In the comments, someone admitted that they were tired of seeing curation sites like mine, that this type of site has been exhausted. Some jokingly commented that there should be a site that is a curation of all the other curation sites. And of course then two people chimed in and posted actual sites that are curations of curations. So meta.

Tip #4 – Have prelaunch traction and tell your waiting list

I put StartupResources.io on BetaList a month ago, as soon as I got the landing page up, and I paid for a rush listing. Totally worth it. It resonated well with that community, and I got around 450 people on my waiting list. I also spent the time before I built the site building up a Twitter following.

Tip #5 – Use time zones to your advantage

Since I was listed around 1am California time, I had plenty of hours before Americans would get active on Product Hunt. The evening before my post, I crafted the email I would send to my waiting list, knowing that I might be too brain dead at 3am to not screw something up.

Screen shot from my Campaign Monitor account. 4am local time, other continents are already awake.

Americans were asleep, but people were active in Europe, Australia, Asia and Africa. People were opening the email and following the link to my site, and I started getting upvotes right away.

I had made a list the night before also of Startup buddies overseas to show the listing to, so I emailed them. I also announced it in some Slack groups I’m in, posted on Twitter, Linked In, Facebook groups, wherever I could without being too annoying.

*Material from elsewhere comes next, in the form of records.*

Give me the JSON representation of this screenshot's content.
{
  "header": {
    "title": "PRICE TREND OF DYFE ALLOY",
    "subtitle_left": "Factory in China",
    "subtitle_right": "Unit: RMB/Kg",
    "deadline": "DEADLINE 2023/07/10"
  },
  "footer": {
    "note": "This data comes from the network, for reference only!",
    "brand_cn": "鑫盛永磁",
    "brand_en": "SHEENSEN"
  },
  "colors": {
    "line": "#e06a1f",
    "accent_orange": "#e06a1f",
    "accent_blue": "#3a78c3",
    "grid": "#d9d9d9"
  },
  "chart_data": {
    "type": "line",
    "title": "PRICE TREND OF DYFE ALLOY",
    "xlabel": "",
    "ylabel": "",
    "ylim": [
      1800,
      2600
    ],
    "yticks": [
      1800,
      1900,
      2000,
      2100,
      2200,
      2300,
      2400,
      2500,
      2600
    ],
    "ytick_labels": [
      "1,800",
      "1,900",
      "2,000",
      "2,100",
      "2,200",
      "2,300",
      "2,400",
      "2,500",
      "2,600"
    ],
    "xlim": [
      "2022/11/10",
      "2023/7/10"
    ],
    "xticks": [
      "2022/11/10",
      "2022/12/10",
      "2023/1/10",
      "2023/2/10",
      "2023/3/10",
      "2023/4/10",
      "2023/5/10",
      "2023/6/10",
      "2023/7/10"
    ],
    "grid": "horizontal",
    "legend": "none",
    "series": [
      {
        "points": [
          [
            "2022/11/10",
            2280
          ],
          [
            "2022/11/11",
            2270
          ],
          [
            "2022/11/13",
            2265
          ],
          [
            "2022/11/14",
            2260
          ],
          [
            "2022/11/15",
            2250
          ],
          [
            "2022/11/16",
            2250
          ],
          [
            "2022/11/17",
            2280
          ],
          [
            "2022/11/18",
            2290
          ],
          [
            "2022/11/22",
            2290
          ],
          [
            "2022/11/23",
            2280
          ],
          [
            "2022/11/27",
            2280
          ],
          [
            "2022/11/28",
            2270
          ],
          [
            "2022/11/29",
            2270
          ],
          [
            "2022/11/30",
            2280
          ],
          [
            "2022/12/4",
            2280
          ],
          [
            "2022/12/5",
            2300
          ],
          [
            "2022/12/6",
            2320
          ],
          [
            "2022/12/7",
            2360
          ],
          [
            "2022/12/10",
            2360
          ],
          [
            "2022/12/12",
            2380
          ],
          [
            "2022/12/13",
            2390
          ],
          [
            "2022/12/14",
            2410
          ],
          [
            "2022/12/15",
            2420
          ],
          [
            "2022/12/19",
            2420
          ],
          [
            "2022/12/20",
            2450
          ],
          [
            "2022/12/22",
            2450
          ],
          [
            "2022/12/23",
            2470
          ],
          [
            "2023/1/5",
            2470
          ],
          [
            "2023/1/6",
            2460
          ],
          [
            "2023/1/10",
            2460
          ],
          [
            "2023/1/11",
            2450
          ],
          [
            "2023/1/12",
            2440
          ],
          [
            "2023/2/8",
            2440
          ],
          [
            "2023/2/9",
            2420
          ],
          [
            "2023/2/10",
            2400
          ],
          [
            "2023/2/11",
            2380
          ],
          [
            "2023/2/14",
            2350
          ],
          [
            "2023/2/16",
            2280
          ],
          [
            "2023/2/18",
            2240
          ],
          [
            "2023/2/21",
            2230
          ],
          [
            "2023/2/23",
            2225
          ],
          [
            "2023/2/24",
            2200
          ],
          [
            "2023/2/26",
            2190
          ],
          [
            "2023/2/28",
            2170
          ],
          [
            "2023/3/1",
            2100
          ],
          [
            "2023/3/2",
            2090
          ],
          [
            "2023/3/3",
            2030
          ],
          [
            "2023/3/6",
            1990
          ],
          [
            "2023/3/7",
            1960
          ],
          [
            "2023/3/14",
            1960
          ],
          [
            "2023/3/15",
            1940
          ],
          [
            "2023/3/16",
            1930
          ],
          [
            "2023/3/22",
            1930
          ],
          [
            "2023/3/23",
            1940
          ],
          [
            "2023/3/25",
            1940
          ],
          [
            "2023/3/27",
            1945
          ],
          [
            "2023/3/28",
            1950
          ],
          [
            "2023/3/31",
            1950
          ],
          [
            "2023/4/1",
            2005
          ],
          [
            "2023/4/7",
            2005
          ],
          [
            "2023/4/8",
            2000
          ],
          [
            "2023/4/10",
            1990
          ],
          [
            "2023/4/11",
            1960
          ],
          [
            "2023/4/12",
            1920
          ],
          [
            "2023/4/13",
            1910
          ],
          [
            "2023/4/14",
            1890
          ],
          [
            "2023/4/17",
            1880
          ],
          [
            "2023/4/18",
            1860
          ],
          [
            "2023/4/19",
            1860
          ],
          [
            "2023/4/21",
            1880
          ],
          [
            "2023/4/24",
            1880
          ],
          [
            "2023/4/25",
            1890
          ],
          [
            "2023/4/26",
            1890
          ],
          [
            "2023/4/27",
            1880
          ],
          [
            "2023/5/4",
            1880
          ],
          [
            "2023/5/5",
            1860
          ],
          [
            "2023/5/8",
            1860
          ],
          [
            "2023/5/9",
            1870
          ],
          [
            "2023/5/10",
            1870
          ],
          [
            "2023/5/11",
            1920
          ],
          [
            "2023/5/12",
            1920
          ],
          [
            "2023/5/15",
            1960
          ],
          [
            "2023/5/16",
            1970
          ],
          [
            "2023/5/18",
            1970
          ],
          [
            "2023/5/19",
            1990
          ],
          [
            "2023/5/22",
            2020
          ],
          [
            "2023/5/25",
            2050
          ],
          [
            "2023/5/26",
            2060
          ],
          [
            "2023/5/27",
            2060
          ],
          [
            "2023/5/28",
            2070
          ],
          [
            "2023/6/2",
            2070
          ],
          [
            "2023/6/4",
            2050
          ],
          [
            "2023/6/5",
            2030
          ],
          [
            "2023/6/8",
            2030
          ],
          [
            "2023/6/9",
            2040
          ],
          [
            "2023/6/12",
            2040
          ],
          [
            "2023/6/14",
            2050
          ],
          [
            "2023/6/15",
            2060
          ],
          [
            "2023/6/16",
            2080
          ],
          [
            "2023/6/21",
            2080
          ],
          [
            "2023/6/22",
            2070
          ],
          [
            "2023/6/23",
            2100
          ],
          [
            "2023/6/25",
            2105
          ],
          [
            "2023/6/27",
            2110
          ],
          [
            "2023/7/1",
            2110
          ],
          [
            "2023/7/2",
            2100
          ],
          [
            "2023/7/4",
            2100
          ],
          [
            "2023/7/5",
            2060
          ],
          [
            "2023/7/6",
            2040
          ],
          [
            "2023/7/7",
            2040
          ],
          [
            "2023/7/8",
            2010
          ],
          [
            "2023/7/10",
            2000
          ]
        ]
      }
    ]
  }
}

By 9am local time, I had surpassed Pocket’s posting and become #1. It felt awesome.

Tip #6 – Don’t ask for upvotes

Daniel from Quuu really drove this home to me when I was talking about my Product Hunt plan: Don’t ask people to upvote it. Just don’t. They have some sort of algorithm that may bust you and penalize you. It’s not worth it. Just show it to everyone and if they will upvote it if they want to. Also, you’ll get a LOT more visitors than you will upvotes. The first day, I had about 10 unique visitors for every 1 upvote on Product Hunt. Upvotes are obviously important, but don’t jeopardize anything by encouraging them.

Tip #7 – Tell everyone

This may seem obvious, but tell everyone. This is your potential moment and you have to work it hard to make it happen. Plan out your list of people you need to tell, and make sure you get them all, and as soon as possible after your initial listing. Put it on all your twitter, ask friends to share, ask influencers to share, send it to your cousin, put it on your Facebook, message it to LinkedIn connections, mention it in Slacks, whatever. Get it out there, and as early as possible.

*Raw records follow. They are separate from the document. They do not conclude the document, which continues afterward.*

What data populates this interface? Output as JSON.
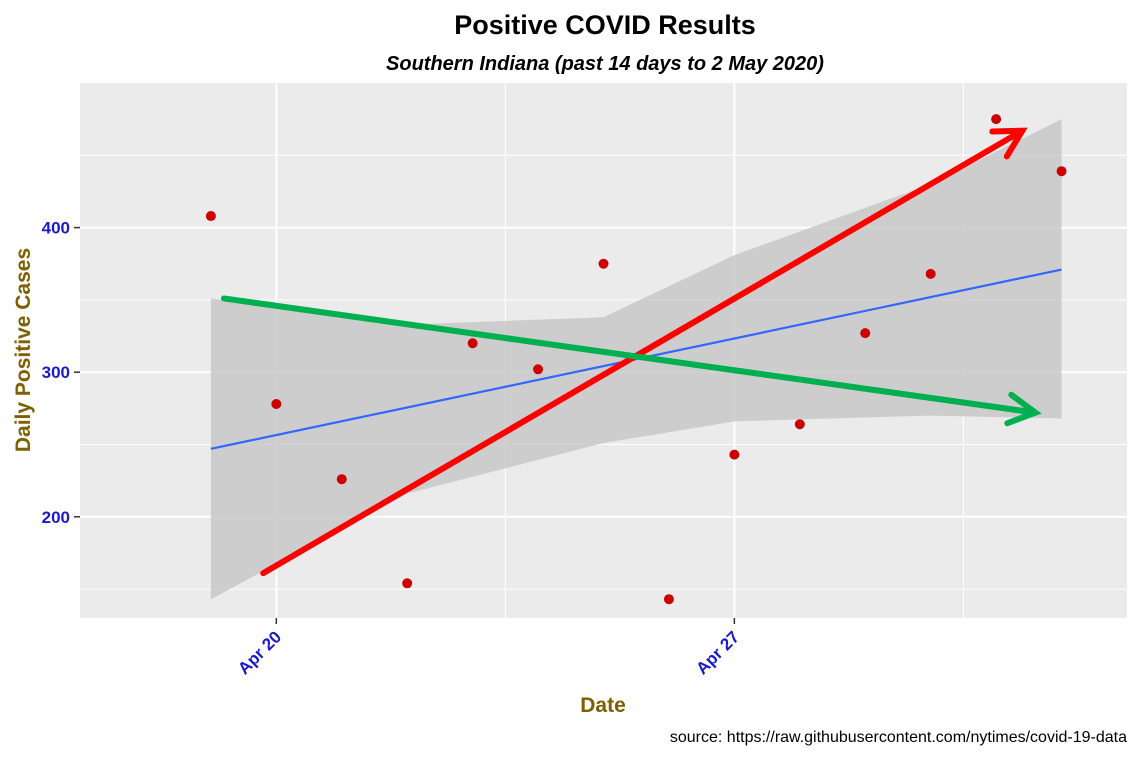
{
  "chart_data": {
    "type": "scatter",
    "title": "Positive COVID Results",
    "subtitle": "Southern Indiana (past 14 days to 2 May 2020)",
    "xlabel": "Date",
    "ylabel": "Daily Positive Cases",
    "caption": "source: https://raw.githubusercontent.com/nytimes/covid-19-data",
    "x_ticks": [
      {
        "date": "2020-04-20",
        "label": "Apr 20"
      },
      {
        "date": "2020-04-27",
        "label": "Apr 27"
      }
    ],
    "y_ticks": [
      {
        "value": 200,
        "label": "200"
      },
      {
        "value": 300,
        "label": "300"
      },
      {
        "value": 400,
        "label": "400"
      }
    ],
    "xlim": [
      "2020-04-17",
      "2020-05-03"
    ],
    "ylim": [
      130,
      500
    ],
    "grid": true,
    "points": [
      {
        "date": "2020-04-19",
        "value": 408
      },
      {
        "date": "2020-04-20",
        "value": 278
      },
      {
        "date": "2020-04-21",
        "value": 226
      },
      {
        "date": "2020-04-22",
        "value": 154
      },
      {
        "date": "2020-04-23",
        "value": 320
      },
      {
        "date": "2020-04-24",
        "value": 302
      },
      {
        "date": "2020-04-25",
        "value": 375
      },
      {
        "date": "2020-04-26",
        "value": 143
      },
      {
        "date": "2020-04-27",
        "value": 243
      },
      {
        "date": "2020-04-28",
        "value": 264
      },
      {
        "date": "2020-04-29",
        "value": 327
      },
      {
        "date": "2020-04-30",
        "value": 368
      },
      {
        "date": "2020-05-01",
        "value": 475
      },
      {
        "date": "2020-05-02",
        "value": 439
      }
    ],
    "trend_line": {
      "start": {
        "date": "2020-04-19",
        "value": 247
      },
      "end": {
        "date": "2020-05-02",
        "value": 371
      }
    },
    "confidence_band": [
      {
        "date": "2020-04-19",
        "lower": 143,
        "upper": 351
      },
      {
        "date": "2020-04-22",
        "lower": 216,
        "upper": 333
      },
      {
        "date": "2020-04-25",
        "lower": 251,
        "upper": 338
      },
      {
        "date": "2020-04-27",
        "lower": 266,
        "upper": 381
      },
      {
        "date": "2020-04-30",
        "lower": 270,
        "upper": 430
      },
      {
        "date": "2020-05-02",
        "lower": 268,
        "upper": 475
      }
    ],
    "annotations": [
      {
        "kind": "arrow",
        "color": "#ff0000",
        "start": {
          "date": "2020-04-19.8",
          "value": 161
        },
        "end": {
          "date": "2020-05-01.4",
          "value": 467
        }
      },
      {
        "kind": "arrow",
        "color": "#00b050",
        "start": {
          "date": "2020-04-19.2",
          "value": 351
        },
        "end": {
          "date": "2020-05-01.6",
          "value": 272
        }
      }
    ],
    "colors": {
      "panel": "#ebebeb",
      "grid": "#ffffff",
      "points": "#cc0000",
      "trend": "#3366ff",
      "band": "#c8c8c8",
      "tick_text": "#1a1acd",
      "axis_title": "#7f6000"
    }
  }
}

Tip #8 – Engage in the Product Hunt conversation

I had read this tip in a couple places, so I made sure to do it. You can be marked as the “Maker” pretty easily once you’re posted, and then you should go in and reply to all comments and ask people what they do and do not like. This can help you get noticed a bit more on Product Hunt, but more importantly, you can use it as an opportunity for customer discovery and improve your product further. The feedback from the conversation can be gold.

Tip #9 – Fight hard to be #1 so that you can get more attention in the Product Hunt email

I didn’t even know this would happen, but since I was #1 over the whole weekend, I was at the top of the Product Hunt newsletter that went out Monday. I think this is responsible for the large return of traffic that day. I had more unique visitors on Monday than I did Saturday or Sunday, plus way more engagement, more suggestions and applications to be listed.

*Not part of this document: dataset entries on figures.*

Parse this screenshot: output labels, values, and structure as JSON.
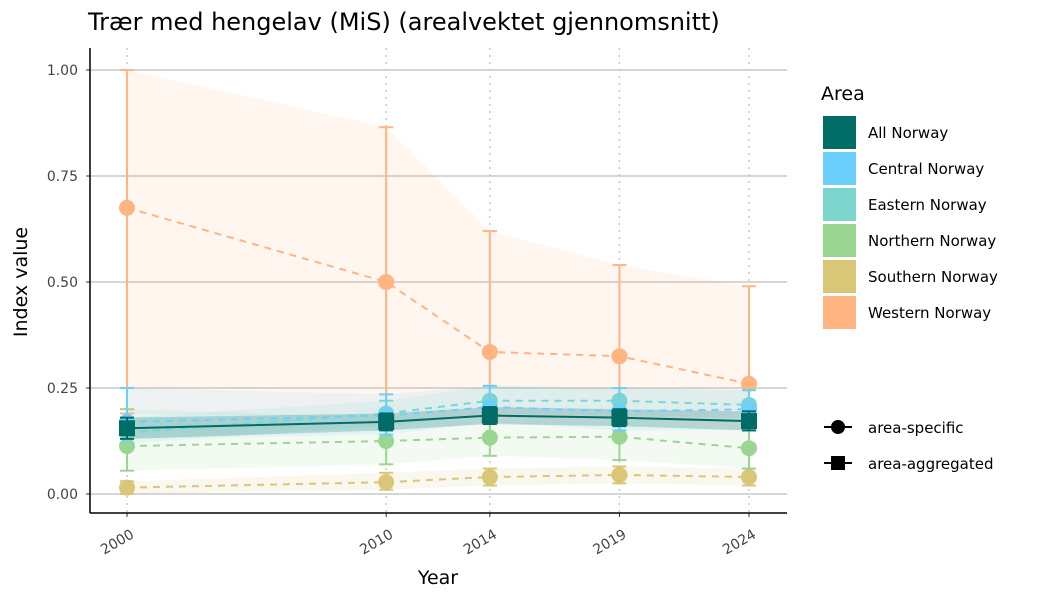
{
  "chart_data": {
    "type": "line",
    "title": "Trær med hengelav (MiS) (arealvektet gjennomsnitt)",
    "xlabel": "Year",
    "ylabel": "Index value",
    "x": [
      2000,
      2010,
      2014,
      2019,
      2024
    ],
    "xticks": [
      "2000",
      "2010",
      "2014",
      "2019",
      "2024"
    ],
    "ylim": [
      0,
      1
    ],
    "yticks": [
      "0.00",
      "0.25",
      "0.50",
      "0.75",
      "1.00"
    ],
    "yticks_values": [
      0,
      0.25,
      0.5,
      0.75,
      1
    ],
    "legend_title": "Area",
    "legend_position": "right",
    "series": [
      {
        "name": "Western Norway",
        "color": "#FFB482",
        "type": "area-specific",
        "values": [
          0.675,
          0.5,
          0.335,
          0.325,
          0.26
        ],
        "lower": [
          0.19,
          0.18,
          0.17,
          0.17,
          0.15
        ],
        "upper": [
          1.0,
          0.865,
          0.62,
          0.54,
          0.49
        ]
      },
      {
        "name": "Southern Norway",
        "color": "#D9C677",
        "type": "area-specific",
        "values": [
          0.015,
          0.028,
          0.04,
          0.045,
          0.04
        ],
        "lower": [
          0.0,
          0.01,
          0.02,
          0.025,
          0.02
        ],
        "upper": [
          0.03,
          0.05,
          0.06,
          0.065,
          0.06
        ]
      },
      {
        "name": "Northern Norway",
        "color": "#9BD592",
        "type": "area-specific",
        "values": [
          0.113,
          0.125,
          0.133,
          0.135,
          0.108
        ],
        "lower": [
          0.055,
          0.07,
          0.09,
          0.08,
          0.06
        ],
        "upper": [
          0.2,
          0.18,
          0.17,
          0.17,
          0.15
        ]
      },
      {
        "name": "Eastern Norway",
        "color": "#7CD6CE",
        "type": "area-specific",
        "values": [
          0.145,
          0.19,
          0.22,
          0.22,
          0.21
        ],
        "lower": [
          0.12,
          0.16,
          0.19,
          0.185,
          0.18
        ],
        "upper": [
          0.18,
          0.22,
          0.255,
          0.25,
          0.245
        ]
      },
      {
        "name": "Central Norway",
        "color": "#6DCFFB",
        "type": "area-specific",
        "values": [
          0.17,
          0.185,
          0.205,
          0.195,
          0.2
        ],
        "lower": [
          0.13,
          0.14,
          0.17,
          0.15,
          0.15
        ],
        "upper": [
          0.25,
          0.235,
          0.255,
          0.25,
          0.245
        ]
      },
      {
        "name": "All Norway",
        "color": "#006C66",
        "type": "area-aggregated",
        "values": [
          0.155,
          0.17,
          0.185,
          0.18,
          0.172
        ],
        "lower": [
          0.13,
          0.15,
          0.165,
          0.16,
          0.15
        ],
        "upper": [
          0.18,
          0.19,
          0.205,
          0.2,
          0.195
        ]
      }
    ],
    "legend_order": [
      "All Norway",
      "Central Norway",
      "Eastern Norway",
      "Northern Norway",
      "Southern Norway",
      "Western Norway"
    ],
    "shape_legend": [
      "area-specific",
      "area-aggregated"
    ]
  }
}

Obviously, Product Hunt is a tremendous spike in traffic, and a beautiful growth tool. But it’s unsustainable growth. So…

Bonus tip: Make sure you can capitalize on this traffic surge while you have it

How? Set up social shares to try to encourage Product Hunt visitors to share you on Facebook and Twitter, etc. Capture as many email addresses as you can so that you can market to those people later. Install Facebook retargeting pixels so that you can build a custom audience for ads, and Analytics.

You’ll be glad you did it when the traffic starts to die off, and it will.